Is immigration the problem?

Roy Beck, head of the anti-immigration group Numbers USA, has been circulating a slick video. Over 1.8 million viewers have seen its frightening picture of the U.S. overwhelmed by immigrants. But beneath the surface is a mix of inaccuracies and misdirection.

Beck starts with this thesis: 1926-1965 was a golden era in America, when immigration was limited to an average of 178,000 per year. As a result, the labor market was tight, and workers enjoyed high wages and prosperity. Since 1965, immigration has increased, now reaching over 1 million per year. The result: surplus labor which has lowered wages and living standards for American workers.

In short, Beck says (low immigration) = (tight labor market) = (high wages).

The facts don’t support Beck. In the 1920s, immigration was almost entirely choked off, and the 1930s had the lowest immigration in the last 100 years. So there should have been low unemployment and high wages, right? Wrong! We had the Great Depression, with 25 percent unemployment, and miserable wages for those who could find jobs. Then, as now, some people blamed immigrants, as well as Blacks, Jews and probably sunspots, for the disaster.

Beck’s next point: Without any net immigration, the U.S. population will continue to grow until about 2030, when it will level off. But if we continue with the present net immigration of 1 million per year, population will grow indefinitely. Immigrants are severely straining our resources — in California alone, a new school is being built every day. This is a burden on hard-working American taxpayers.

In fact, in the late 1950s and 1960s, a rapidly growing population, fueled by the baby boom, put strains on schools across the country. But a growing U.S. economy was able to pay for more schools and teachers, as well as greatly expanded access to higher education. Real wages were increasing, there was a significant reduction in poverty, and major social programs (like Medicare and Medicaid) were implemented.

The high local taxes paid by working families are caused, first of all, by a regressive financing system that puts most of the cost of education and other services on local communities. In other developed countries, these costs are borne by the national government, providing more equality in these services.

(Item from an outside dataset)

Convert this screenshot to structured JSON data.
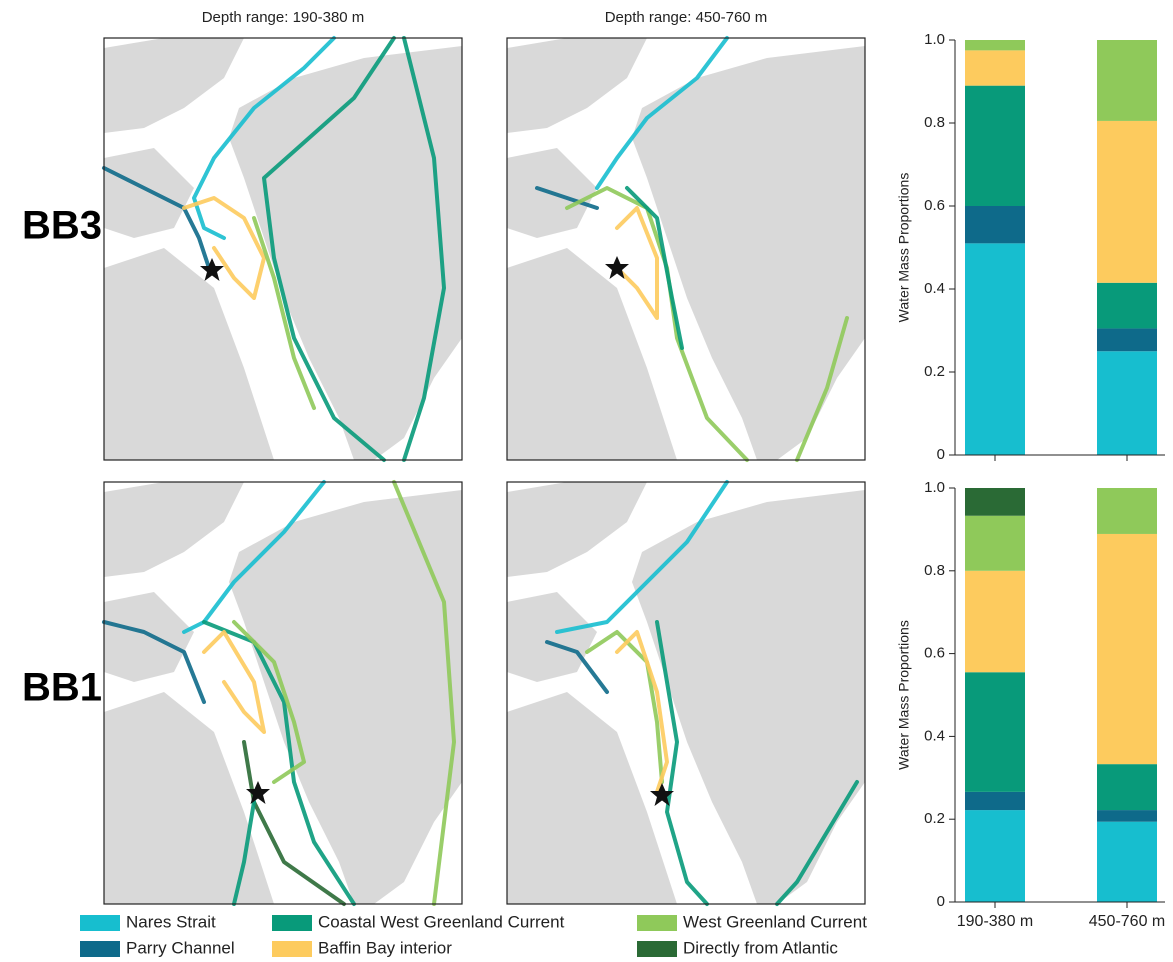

Beck talks about other real problems, including economic insecurity, urban sprawl and barriers to economic progress by African Americans. These problems have increased in the last 30 years. So has immigration. Does that mean, as Beck claims, that immigration is the cause?

This seems plausible only because there is a common cause: the capitalist system driven by private corporate profits. Neoliberal policies that have removed all controls from multinational corporate activity are responsible for increased immigration, as well as U.S. workers’ economic insecurity. A global conglomerate drives Mexican peasants off their land, forcing them to risk death to look for work here. The same conglomerate closes urban factories in the U.S., moving production abroad and setting up distribution warehouses in suburban and rural areas in the U.S. where property taxes are low. The impact has been aggravated by the Bush administration’s priorities which increase the burden on working families and their communities while cutting taxes for the wealthy, waging an unnecessary, expensive and destructive war, and placing corporate profits ahead of the public good.

People are looking for a way out. Blaming immigration is not it.

In the Depression, some used racism, anti-Semitism and anti-immigrant sentiment to advocate a fascist solution. But the victims of the economic crisis organized with the slogan, “Black and white, unite and fight,” and won unemployment insurance and Social Security. They marched and voted to win the New Deal, which put millions to work constructing schools, bridges and highways. As a result of unionization of major industries, wages and working conditions improved despite high unemployment.

Today, immigrants and U.S.-born workers — Black, white and Latino — are joining together in a host of struggles. If we reject anti-immigration diversions, we can take a lesson from the 1930s, and “unite and fight” for the people’s needs.